A plot showing a spray that 'jets' and a spray formulation that 'mists'. The jetting spray has a rapid normal stress growth in comparison, preventing droplet breakup.

As a result of the stringy, tangled nature of polymers, they tend to impart a viscoelastic property into formulations. This viscoelasticity can be a desirable property, particularly due to the lubricating property it imparts into a solution. It can create issues however when trying to spray a product, such as a paint or a deodorant, and can present a particularly difficult challenge when attempting to spray a product you also want to be lubricating, such as a mouth spray.


What is Normal Stress?

The difficulty in spraying high normal stress polymer formulations comes as a result of the tangled conformation polymers create.

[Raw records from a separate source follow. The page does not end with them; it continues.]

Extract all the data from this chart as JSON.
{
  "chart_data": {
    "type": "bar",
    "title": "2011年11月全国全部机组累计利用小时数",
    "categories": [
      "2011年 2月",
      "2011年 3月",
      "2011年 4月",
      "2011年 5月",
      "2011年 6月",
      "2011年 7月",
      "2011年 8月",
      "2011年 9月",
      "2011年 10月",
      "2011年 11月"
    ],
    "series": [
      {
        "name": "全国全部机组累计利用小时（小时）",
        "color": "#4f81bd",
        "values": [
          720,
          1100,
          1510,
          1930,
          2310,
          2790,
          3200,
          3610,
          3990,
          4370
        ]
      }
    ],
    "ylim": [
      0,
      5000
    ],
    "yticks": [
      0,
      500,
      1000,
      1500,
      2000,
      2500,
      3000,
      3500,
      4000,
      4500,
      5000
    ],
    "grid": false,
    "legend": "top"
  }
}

When subjected to shear force, the polymers are forced to straighten out from their natural tangled state.

As the formulation is sheared and polymers are forced to straighten, this creates a measurable force ‘normal’ (i.e. perpendicular) to the direction of shear. This normal force or normal stress can cause spray triggers to be stiff or difficult to press/squeeze, nozzles to clog, and even entirely prevent atomisation. Measuring and understanding normal stress can help to understand how changes in formulation utilizing different polymers or polymer concentration can affect your spray application.

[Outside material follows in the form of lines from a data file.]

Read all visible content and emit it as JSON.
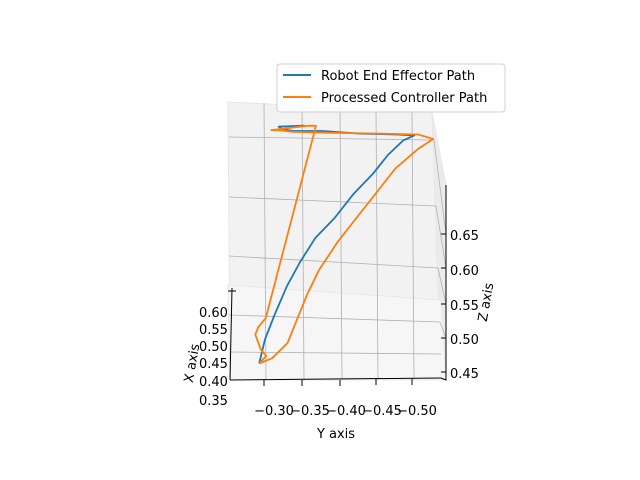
{
  "chart_data": {
    "type": "line3d",
    "title": "",
    "axes": {
      "x": {
        "label": "X axis",
        "ticks": [
          "0.60",
          "0.55",
          "0.50",
          "0.45",
          "0.40",
          "0.35"
        ]
      },
      "y": {
        "label": "Y axis",
        "ticks": [
          "−0.30",
          "−0.35",
          "−0.40",
          "−0.45",
          "−0.50"
        ]
      },
      "z": {
        "label": "Z axis",
        "ticks": [
          "0.65",
          "0.60",
          "0.55",
          "0.50",
          "0.45"
        ]
      }
    },
    "legend": {
      "placement": "top-right",
      "entries": [
        "Robot End Effector Path",
        "Processed Controller Path"
      ]
    },
    "grid": true,
    "series": [
      {
        "name": "Robot End Effector Path",
        "color": "#1f77b4",
        "path": [
          [
            0.38,
            -0.293,
            0.465
          ],
          [
            0.4,
            -0.3,
            0.49
          ],
          [
            0.42,
            -0.312,
            0.515
          ],
          [
            0.44,
            -0.328,
            0.545
          ],
          [
            0.46,
            -0.345,
            0.57
          ],
          [
            0.48,
            -0.365,
            0.595
          ],
          [
            0.5,
            -0.39,
            0.615
          ],
          [
            0.52,
            -0.415,
            0.64
          ],
          [
            0.54,
            -0.44,
            0.66
          ],
          [
            0.55,
            -0.46,
            0.68
          ],
          [
            0.56,
            -0.48,
            0.695
          ],
          [
            0.57,
            -0.495,
            0.7
          ],
          [
            0.58,
            -0.47,
            0.7
          ],
          [
            0.59,
            -0.42,
            0.7
          ],
          [
            0.6,
            -0.37,
            0.702
          ],
          [
            0.6,
            -0.33,
            0.702
          ],
          [
            0.61,
            -0.315,
            0.703
          ],
          [
            0.61,
            -0.31,
            0.706
          ],
          [
            0.61,
            -0.345,
            0.707
          ]
        ]
      },
      {
        "name": "Processed Controller Path",
        "color": "#ff7f0e",
        "path": [
          [
            0.38,
            -0.293,
            0.465
          ],
          [
            0.39,
            -0.31,
            0.47
          ],
          [
            0.41,
            -0.33,
            0.485
          ],
          [
            0.43,
            -0.34,
            0.505
          ],
          [
            0.45,
            -0.355,
            0.535
          ],
          [
            0.47,
            -0.37,
            0.56
          ],
          [
            0.49,
            -0.395,
            0.59
          ],
          [
            0.51,
            -0.42,
            0.615
          ],
          [
            0.53,
            -0.445,
            0.64
          ],
          [
            0.55,
            -0.47,
            0.665
          ],
          [
            0.57,
            -0.5,
            0.685
          ],
          [
            0.58,
            -0.52,
            0.695
          ],
          [
            0.58,
            -0.5,
            0.7
          ],
          [
            0.59,
            -0.45,
            0.7
          ],
          [
            0.6,
            -0.38,
            0.7
          ],
          [
            0.6,
            -0.33,
            0.701
          ],
          [
            0.61,
            -0.31,
            0.702
          ],
          [
            0.61,
            -0.3,
            0.702
          ],
          [
            0.61,
            -0.33,
            0.705
          ],
          [
            0.61,
            -0.35,
            0.707
          ],
          [
            0.62,
            -0.36,
            0.706
          ],
          [
            0.55,
            -0.295,
            0.5
          ],
          [
            0.55,
            -0.285,
            0.49
          ],
          [
            0.57,
            -0.28,
            0.48
          ],
          [
            0.5,
            -0.29,
            0.47
          ],
          [
            0.44,
            -0.3,
            0.468
          ],
          [
            0.38,
            -0.293,
            0.465
          ]
        ]
      }
    ]
  }
}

Improving Spray with Normal Stress – An Underutilised Approach

Typically when attempting to improve spray and atomisation, surface tension, viscosity and density are the go-to problem finding measurements. When reformulating, for example switching an ingredient such as a polymer for an eco-friendly alternative or experimenting with the optimal polymer concentration in a material, these are often the measurements checked to ensure a product will work within a given spray system. It is not uncommon however for a formulator to attempt to match these factors, only to be confused and disappointed when a reformulation no longer works in their system. Normal stress is a crucial yet under-utilised measurement that can help to explain problems in spraying and atomisation.

Polymers are a versatile and invaluable tool to the modern formulator, but can also be an unexpected cause of problems, particularly when looking at spray applications. Normal stress is a common cause of problems with spray applications and atomisation during spraying. Accurate measurement of normal stress can illuminate a key factor in polymer-based solutions which can cause issues with atomisation and spray which can often be overlooked by formulators.